One of the most intriguing areas of current research is the impact of nature on general wellbeing. In one study in Mind, 95% of those interviewed said their mood improved after spending time outside, changing from depressed, stressed, and anxious to more calm and balanced. Other studies show that time in nature or scenes of nature are associated with a positive mood, and psychological wellbeing, meaningfulness, and vitality.
Furthermore, time in nature or viewing nature scenes increases our ability to pay attention. Because humans find nature inherently interesting, we can naturally focus on what we are experiencing out in nature. This also provides a respite for our overactive minds, refreshing us for new tasks.
In his book Play, author and psychiatrist Stuart Brown, MD, compares play to oxygen: "...it's all around us, yet goes mostly unnoticed or unappreciated until it's missing."
Playing releases endorphins, the feel-good chemicals that help us stay on an even keel or even feel happy as we go through our day.
Playing together regularly builds trust, as we start to understand that our friends and teammates have our back and we'll take care of them, too.
Play restores our vitality, supports our immune system, and gives us energy for the rest of the day.
It aslo opens us up to new experiences and new ideas that our "inner editor" tries to silence.
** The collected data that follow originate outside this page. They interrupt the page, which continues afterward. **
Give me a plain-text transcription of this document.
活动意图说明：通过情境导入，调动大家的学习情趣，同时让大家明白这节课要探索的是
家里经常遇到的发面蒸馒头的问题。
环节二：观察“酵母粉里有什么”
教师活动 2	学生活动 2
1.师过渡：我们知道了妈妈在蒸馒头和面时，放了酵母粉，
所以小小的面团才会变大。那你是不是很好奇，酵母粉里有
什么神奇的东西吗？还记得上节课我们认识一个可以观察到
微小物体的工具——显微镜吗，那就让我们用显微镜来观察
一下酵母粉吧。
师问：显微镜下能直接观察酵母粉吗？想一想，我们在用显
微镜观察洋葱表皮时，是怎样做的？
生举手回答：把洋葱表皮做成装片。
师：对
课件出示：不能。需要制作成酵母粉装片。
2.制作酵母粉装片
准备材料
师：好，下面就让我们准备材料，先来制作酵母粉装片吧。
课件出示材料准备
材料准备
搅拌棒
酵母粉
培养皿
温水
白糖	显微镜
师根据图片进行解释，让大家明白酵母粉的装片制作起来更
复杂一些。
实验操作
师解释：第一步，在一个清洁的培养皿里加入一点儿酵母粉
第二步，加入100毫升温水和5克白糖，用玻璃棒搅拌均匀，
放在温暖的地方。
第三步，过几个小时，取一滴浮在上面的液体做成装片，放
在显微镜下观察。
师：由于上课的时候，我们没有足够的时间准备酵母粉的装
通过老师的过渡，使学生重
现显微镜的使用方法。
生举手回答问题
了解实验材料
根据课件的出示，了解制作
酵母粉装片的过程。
To be effective, wellbeing must be holistic - working on the mind, body, and soul simultaneously to positively affect the root of the problem and ensure the effects are lasting. The real key is that wellbeing practices calm the body so it can naturally begin to heal itself and the mind. When the body's balance is restored, recovery times are faster and greater relief is experienced.
Movement - Yoga, Quigong
Energy work - Acupuncture, EFT
A moai is an informal group created by people who commit to offer emotional, social or even financial assistance to one another. The concept originated when farmers would meet on a regular basis to discuss the best ways to plant crops and how to support one another should their crops fail.
Today, members of these social cooperatives meet one another's practical needs-problem-solving, planning, pooling resources and collaborating. They also serve as extended family where social and emotional needs are met-managing a crisis, reducing stress, connecting emotionally and, at times, assuaging grief. Essentially, a moai is a group of people who "have your back" and commit to all aspects of your well-being.